29/06/2012 07:17 EDT | Actualisé 29/08/2012 05:12 EDT

L'Union africaine a demandé vendredi au Conseil de sécurité de l'ONU de qualifier l'Armée de résistance du Seigneur (LRA) "d'organisation terroriste" afin d'accroitre la pression sur ses membres et notamment sur son chef Joseph Kony.

L'UA a mis la LRA sur sa liste des organisations terroristes en novembre dernier et souhaite que l'ONU lui emboîte le pas en "déclarant la LRA organisation terroriste", a expliqué Francisco Madeira, envoyé spécial de l'Union africaine sur la LRA.

Cette mesure permettrait notamment de s'attaquer aux soutiens et aux sources de financement de la LRA.

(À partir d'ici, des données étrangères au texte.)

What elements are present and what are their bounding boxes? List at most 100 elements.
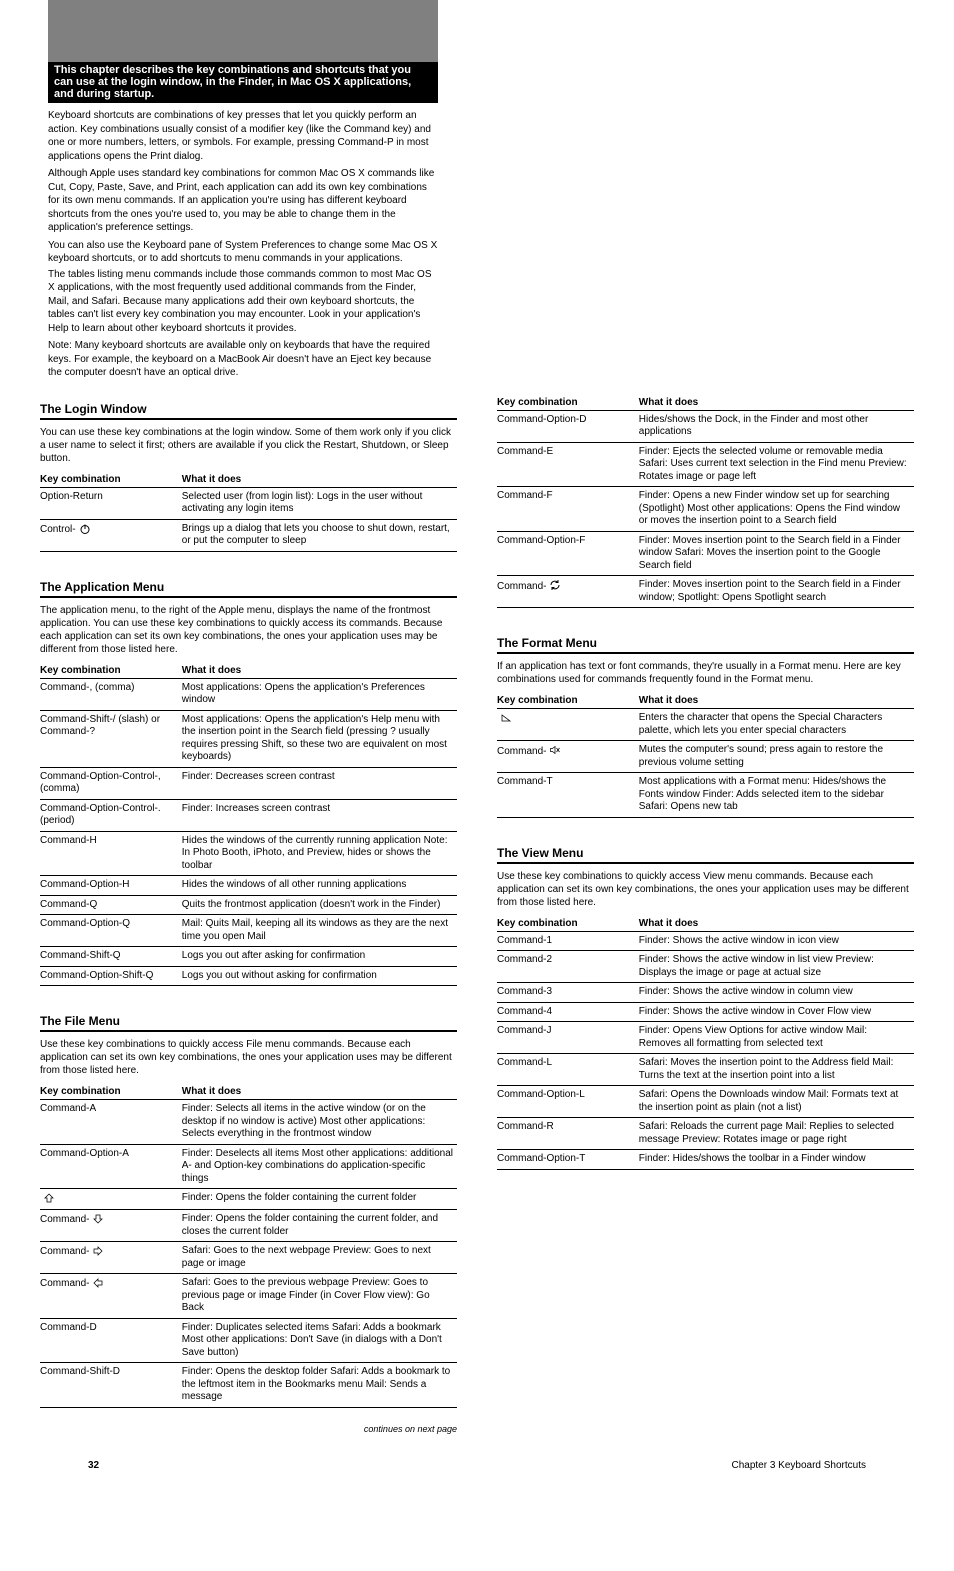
table-row: Option-Return Selected user (from login … <box>40 487 457 519</box>
col-header: What it does <box>182 471 457 488</box>
key-action: Brings up a dialog that lets you choose … <box>182 519 457 551</box>
col-header: What it does <box>182 1083 457 1100</box>
filemenu-cont-table: Key combination What it does Command-Opt… <box>497 394 914 609</box>
key-action: Hides the windows of all other running a… <box>182 876 457 896</box>
key-action: Enters the character that opens the Spec… <box>639 709 914 741</box>
col-header: Key combination <box>497 915 639 932</box>
key-combo: Command-Option-A <box>40 1144 182 1189</box>
table-row: Command-Safari: Goes to the previous web… <box>40 1274 457 1319</box>
filemenu-table: Key combination What it does Command-AFi… <box>40 1083 457 1407</box>
section-subhead: The application menu, to the right of th… <box>40 604 457 656</box>
lede-text: Keyboard shortcuts are combinations of k… <box>0 103 438 380</box>
table-row: Command-AFinder: Selects all items in th… <box>40 1100 457 1145</box>
key-combo: Command-3 <box>497 983 639 1003</box>
col-header: Key combination <box>40 1083 182 1100</box>
col-header: What it does <box>639 692 914 709</box>
table-row: Command-Option-AFinder: Deselects all it… <box>40 1144 457 1189</box>
section-title-format: The Format Menu <box>497 618 914 654</box>
table-row: Command-4Finder: Shows the active window… <box>497 1002 914 1022</box>
key-action: Finder: Opens View Options for active wi… <box>639 1022 914 1054</box>
section-title-appmenu: The Application Menu <box>40 562 457 598</box>
col-header: Key combination <box>497 692 639 709</box>
table-row: Command-1Finder: Shows the active window… <box>497 931 914 951</box>
col-header: Key combination <box>497 394 639 411</box>
table-row: Command-Option-QMail: Quits Mail, keepin… <box>40 915 457 947</box>
section-title-view: The View Menu <box>497 828 914 864</box>
key-action: Mutes the computer's sound; press again … <box>639 741 914 773</box>
section-title-filemenu: The File Menu <box>40 996 457 1032</box>
key-combo: Command-Option-Q <box>40 915 182 947</box>
table-row: Command-2Finder: Shows the active window… <box>497 951 914 983</box>
key-combo: Command-Option-F <box>497 531 639 576</box>
key-action: Finder: Increases screen contrast <box>182 799 457 831</box>
key-combo: Command-4 <box>497 1002 639 1022</box>
login-table: Key combination What it does Option-Retu… <box>40 471 457 552</box>
key-combo: Command-H <box>40 831 182 876</box>
volume-mute-icon <box>546 744 564 757</box>
table-row: Command-Option-TFinder: Hides/shows the … <box>497 1150 914 1170</box>
key-combo: Command-1 <box>497 931 639 951</box>
key-combo: Command-T <box>497 773 639 818</box>
key-combo: Command-Shift-/ (slash) or Command-? <box>40 710 182 767</box>
table-row: Command-Finder: Moves insertion point to… <box>497 576 914 608</box>
lede-gray-bar <box>48 0 438 62</box>
key-combo: Command-E <box>497 442 639 487</box>
key-action: Finder: Decreases screen contrast <box>182 767 457 799</box>
key-combo: Command-Option-Shift-Q <box>40 966 182 986</box>
table-row: Command-HHides the windows of the curren… <box>40 831 457 876</box>
page-number: 32 <box>88 1460 99 1471</box>
table-row: Command-RSafari: Reloads the current pag… <box>497 1118 914 1150</box>
key-combo: Command-Option-T <box>497 1150 639 1170</box>
key-combo: Command-A <box>40 1100 182 1145</box>
appmenu-table: Key combination What it does Command-, (… <box>40 662 457 987</box>
key-action: Finder: Shows the active window in Cover… <box>639 1002 914 1022</box>
lede-para: Although Apple uses standard key combina… <box>48 167 438 235</box>
table-row: Command-3Finder: Shows the active window… <box>497 983 914 1003</box>
lede-para: Note: Many keyboard shortcuts are availa… <box>48 339 438 380</box>
key-combo: Command-Option-H <box>40 876 182 896</box>
key-combo: Command-Q <box>40 895 182 915</box>
key-combo: Command- <box>40 1274 182 1319</box>
table-row: Command-Shift-DFinder: Opens the desktop… <box>40 1363 457 1408</box>
table-row: Enters the character that opens the Spec… <box>497 709 914 741</box>
key-combo: Command- <box>40 1210 182 1242</box>
table-row: Command-Shift-/ (slash) or Command-?Most… <box>40 710 457 767</box>
key-combo: Command- <box>40 1242 182 1274</box>
table-row: Command-, (comma)Most applications: Open… <box>40 678 457 710</box>
table-row: Finder: Opens the folder containing the … <box>40 1189 457 1210</box>
format-table: Key combination What it does Enters the … <box>497 692 914 818</box>
key-action: Most applications: Opens the application… <box>182 678 457 710</box>
table-row: Command-QQuits the frontmost application… <box>40 895 457 915</box>
key-action: Finder: Moves insertion point to the Sea… <box>639 576 914 608</box>
key-combo: Command-Option-L <box>497 1086 639 1118</box>
table-row: Control- Brings up a dialog that lets yo… <box>40 519 457 551</box>
key-action: Finder: Selects all items in the active … <box>182 1100 457 1145</box>
col-header: Key combination <box>40 471 182 488</box>
key-action: Hides/shows the Dock, in the Finder and … <box>639 410 914 442</box>
key-action: Quits the frontmost application (doesn't… <box>182 895 457 915</box>
table-row: Command-EFinder: Ejects the selected vol… <box>497 442 914 487</box>
key-action: Selected user (from login list): Logs in… <box>182 487 457 519</box>
right-column: Key combination What it does Command-Opt… <box>497 384 914 1436</box>
key-action: Safari: Reloads the current page Mail: R… <box>639 1118 914 1150</box>
section-subhead: Use these key combinations to quickly ac… <box>497 870 914 909</box>
table-row: Command-Safari: Goes to the next webpage… <box>40 1242 457 1274</box>
section-subhead: Use these key combinations to quickly ac… <box>40 1038 457 1077</box>
key-combo: Command-2 <box>497 951 639 983</box>
key-action: Logs you out after asking for confirmati… <box>182 947 457 967</box>
power-icon <box>76 523 94 536</box>
view-table: Key combination What it does Command-1Fi… <box>497 915 914 1170</box>
angle-icon <box>497 712 515 725</box>
key-action: Finder: Deselects all items Most other a… <box>182 1144 457 1189</box>
key-action: Finder: Opens the desktop folder Safari:… <box>182 1363 457 1408</box>
col-header: What it does <box>639 394 914 411</box>
key-combo: Command-J <box>497 1022 639 1054</box>
col-header: Key combination <box>40 662 182 679</box>
key-action: Finder: Opens the folder containing the … <box>182 1189 457 1210</box>
key-action: Safari: Opens the Downloads window Mail:… <box>639 1086 914 1118</box>
arrow-left-icon <box>89 1277 107 1290</box>
table-row: Command-Option-DHides/shows the Dock, in… <box>497 410 914 442</box>
key-combo: Command-Option-Control-, (comma) <box>40 767 182 799</box>
key-combo: Command-Option-Control-. (period) <box>40 799 182 831</box>
key-combo: Control- <box>40 519 182 551</box>
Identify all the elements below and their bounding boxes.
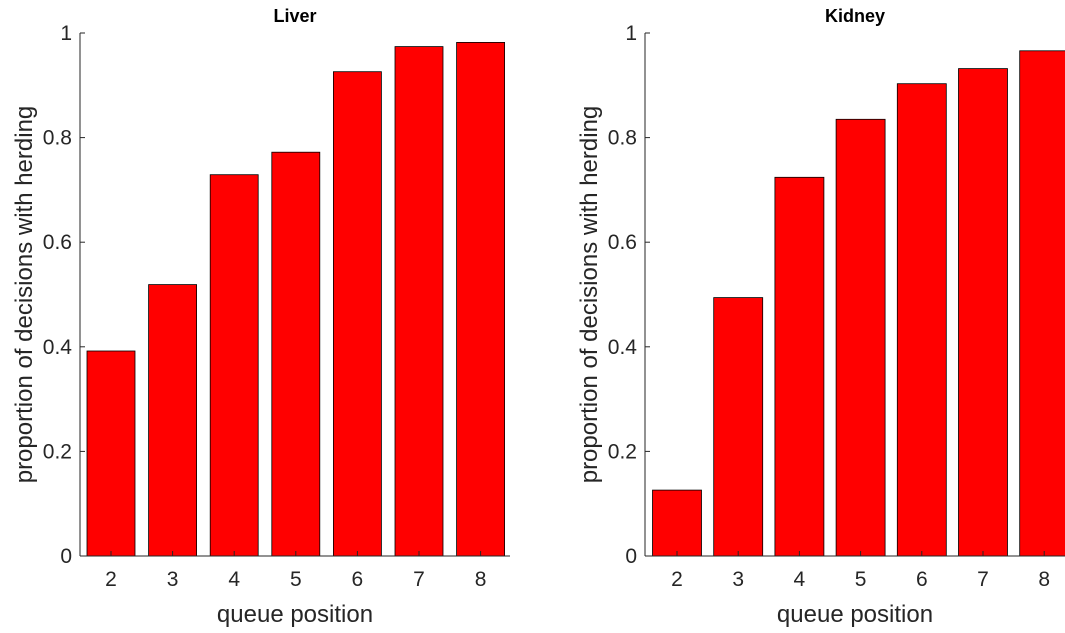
bar-6 [896, 83, 947, 557]
chart-title: Liver [273, 6, 316, 26]
x-tick-label: 6 [352, 568, 364, 591]
bar-2 [86, 350, 136, 557]
bar-8 [1019, 50, 1065, 557]
x-tick-label: 3 [732, 568, 744, 591]
x-tick-label: 5 [855, 568, 867, 591]
y-tick-label: 0.4 [43, 336, 73, 359]
x-tick-label: 3 [167, 568, 179, 591]
bar-2 [652, 489, 702, 557]
y-axis-label: proportion of decisions with herding [576, 106, 603, 484]
bar-4 [774, 176, 825, 557]
x-tick-label: 4 [228, 568, 240, 591]
y-tick-label: 0.2 [43, 440, 72, 463]
x-tick-label: 2 [105, 568, 117, 591]
y-tick-label: 0.8 [43, 127, 72, 150]
x-axis-label: queue position [217, 601, 373, 628]
chart-kidney: 0 0.2 0.4 0.6 0.8 1 2 3 4 5 6 7 8 Kidney queue positio… [576, 6, 1065, 628]
chart-title: Kidney [825, 6, 885, 26]
x-tick-label: 8 [475, 568, 487, 591]
x-tick-label: 5 [290, 568, 302, 591]
y-tick-label: 1 [625, 22, 637, 45]
bar-3 [148, 284, 198, 557]
x-tick-label: 2 [671, 568, 683, 591]
y-tick-label: 0 [60, 545, 72, 568]
bar-7 [394, 46, 444, 557]
y-tick-label: 1 [60, 22, 72, 45]
x-tick-label: 6 [916, 568, 928, 591]
y-tick-label: 0.4 [608, 336, 638, 359]
x-axis-label: queue position [777, 601, 933, 628]
bar-7 [958, 68, 1008, 557]
chart-liver: 0 0.2 0.4 0.6 0.8 1 2 3 4 5 6 7 8 Liver queue position… [11, 6, 510, 628]
y-axis-label: proportion of decisions with herding [11, 106, 38, 484]
y-tick-label: 0.6 [43, 231, 72, 254]
x-tick-label: 7 [977, 568, 989, 591]
y-tick-label: 0.8 [608, 127, 637, 150]
bar-5 [271, 151, 321, 557]
x-tick-label: 7 [413, 568, 425, 591]
bar-4 [209, 174, 259, 557]
bar-8 [456, 42, 506, 557]
y-tick-label: 0.2 [608, 440, 637, 463]
x-tick-label: 4 [794, 568, 806, 591]
y-tick-label: 0.6 [608, 231, 637, 254]
x-tick-label: 8 [1038, 568, 1050, 591]
bar-6 [332, 71, 382, 557]
y-tick-label: 0 [625, 545, 637, 568]
bar-3 [713, 297, 764, 557]
bar-5 [835, 118, 886, 557]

M. Madeira a aussi renouvelé son appel à fournir des munitions et des équipements au contingent africain qui traque la LRA. Cette force conjointe a besoin d'un "soutien concret pour lui permettre de mener des opérations militaires solides", notamment d'entraînement, de rations, de soutien médical, de moyens de transports aérien et de carburant, a-t-il dit.

Cette force régionale de 5.000 soldats doit être fournie par quatre pays qui se situent dans la zone d'opération de la LRA --l'Ouganda, la République démocratique du Congo, la République centrafricaine et le Soudan du Sud-- et l'UA sera chargée de coordonner les opérations des différents contingents.

Selon M. Madeira, les soldats de la force conjointe, aidés par une centaine de conseillers militaires américains, "ont déjà fait ression sur la LRA, obligeant les rebelles à se déplacer constamment".

Il a indiqué que les soldats ougandais, qui forment pour l'instant l'essentiel de la force, ont tué le 16 juin deux membres de la LRA et libéré des civils qui avaient été enlevés par les rebelles. Il n'a pas précisé les circonstances de ce raid.

Apparue à la fin des années 1980, la LRA avait pour objectif de remplacer le gouvernement ougandais par un régime fondé sur les Dix commandements. Son chef Joseph Kony est inculpé par la Cour pénale internationale (CPI) de viol, mutilations, meurtres et recrutement d'enfants.